The lack of answers gnawed at him, but he shrugged it off—standing around wouldn't solve it—and strode into the seventh cycle, flashlight in hand, ready for whatever came next.
This corridor greeted him with a single lit bulb, the rest shrouded in dark, though his newfound light pierced the gloom, a small comfort against the unknown ahead.
He passed the clock—still stuck at 23:59, either broken or trapped in this house's timeless nightmare—and rounded the corner to hear the radio crackle back to life.
The bathroom door yawned open again, the far exit beckoned with light, but Tartaglia's nerves, frayed from past loops, refused to let him charge through blindly this time.
Each cycle grew deadlier, he knew, and his warrior's instincts—sharp in battle but dull for riddles—struggled to untangle the game's twisted hints under this relentless strain.

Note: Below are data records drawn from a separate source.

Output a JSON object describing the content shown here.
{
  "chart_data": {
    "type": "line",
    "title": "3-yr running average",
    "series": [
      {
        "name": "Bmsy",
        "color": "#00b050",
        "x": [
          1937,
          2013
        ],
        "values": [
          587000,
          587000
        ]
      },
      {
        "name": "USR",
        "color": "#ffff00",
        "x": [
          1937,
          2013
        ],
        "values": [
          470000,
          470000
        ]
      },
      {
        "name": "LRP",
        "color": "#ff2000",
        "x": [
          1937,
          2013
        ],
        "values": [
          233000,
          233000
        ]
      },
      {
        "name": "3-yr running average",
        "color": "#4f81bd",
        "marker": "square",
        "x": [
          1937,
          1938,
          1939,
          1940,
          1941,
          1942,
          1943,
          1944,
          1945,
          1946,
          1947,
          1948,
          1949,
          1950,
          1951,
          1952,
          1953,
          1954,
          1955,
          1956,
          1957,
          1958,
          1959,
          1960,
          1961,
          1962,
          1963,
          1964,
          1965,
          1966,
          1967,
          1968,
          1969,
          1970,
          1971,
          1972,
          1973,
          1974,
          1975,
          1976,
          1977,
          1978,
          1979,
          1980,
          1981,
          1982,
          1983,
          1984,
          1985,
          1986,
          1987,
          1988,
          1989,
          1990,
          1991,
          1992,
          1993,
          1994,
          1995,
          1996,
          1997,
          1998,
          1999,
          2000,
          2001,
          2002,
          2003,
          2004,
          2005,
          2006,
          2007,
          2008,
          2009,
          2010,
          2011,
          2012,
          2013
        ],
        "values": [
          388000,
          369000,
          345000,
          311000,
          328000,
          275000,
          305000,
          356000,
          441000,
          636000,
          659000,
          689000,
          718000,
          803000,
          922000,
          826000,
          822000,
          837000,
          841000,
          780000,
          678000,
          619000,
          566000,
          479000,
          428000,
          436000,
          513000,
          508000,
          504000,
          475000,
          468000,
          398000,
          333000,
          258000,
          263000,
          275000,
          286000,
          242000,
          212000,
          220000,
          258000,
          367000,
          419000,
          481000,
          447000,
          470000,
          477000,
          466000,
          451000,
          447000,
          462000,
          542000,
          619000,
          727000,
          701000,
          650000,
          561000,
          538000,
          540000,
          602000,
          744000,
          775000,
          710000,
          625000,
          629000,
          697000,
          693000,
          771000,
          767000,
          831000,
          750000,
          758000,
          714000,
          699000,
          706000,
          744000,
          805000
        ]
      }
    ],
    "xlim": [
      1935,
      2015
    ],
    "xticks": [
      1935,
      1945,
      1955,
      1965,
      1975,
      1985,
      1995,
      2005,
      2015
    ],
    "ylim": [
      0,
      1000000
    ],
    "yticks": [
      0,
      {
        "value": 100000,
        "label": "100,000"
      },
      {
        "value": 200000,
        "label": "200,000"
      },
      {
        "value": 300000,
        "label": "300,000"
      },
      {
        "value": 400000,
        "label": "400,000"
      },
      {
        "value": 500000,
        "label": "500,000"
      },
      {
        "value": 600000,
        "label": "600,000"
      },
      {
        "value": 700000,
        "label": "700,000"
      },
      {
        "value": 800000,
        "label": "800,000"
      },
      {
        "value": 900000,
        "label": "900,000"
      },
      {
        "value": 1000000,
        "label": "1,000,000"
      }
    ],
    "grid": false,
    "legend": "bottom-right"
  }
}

The radio might spill new secrets, or the bathroom could hide another trap, but his rattled mind, teetering on the edge of reason, couldn't pick a path with confidence.
Stumped, he opted to scout the corridor's end first, his boots echoing in the quiet—until a second rhythm joined them, a crisp, deliberate click-clack of high heels trailing behind.
His blood ran cold, every hair on his neck prickling as experience screamed the truth—those weren't his steps, but a woman's, a ghost's, stalking him in this dim, forsaken hall.
He froze mid-stride, dread locking his legs, the realization crashing over him like icy water: Lisa, or something worse, was right behind him, her heels a countdown to his doom.
No turning, no running—just the sound, closing in, and Tartaglia, the fearless Harbinger, felt a whimper rise in his throat, his bravado drowned by the terror of the unseen.
Liam leaned on the counter, his system purring as it drank deep from Tartaglia's spiraling panic, each heartbeat a pulse of raw emotion feeding his growing reserves.
The crowd hushed, their eyes wide, some clutching each other as the heel-clicks echoed through the headset, their own pulses racing with the Harbinger's plight.
This wasn't a fight Tartaglia could win with fists or flair—it was a slow, suffocating chase, and those heels promised a reckoning he couldn't outrun.
The bathroom's trap had been bait; now the corridor was the snare, and Tartaglia stood caught, a warrior undone by a sound that turned his swagger to shivers.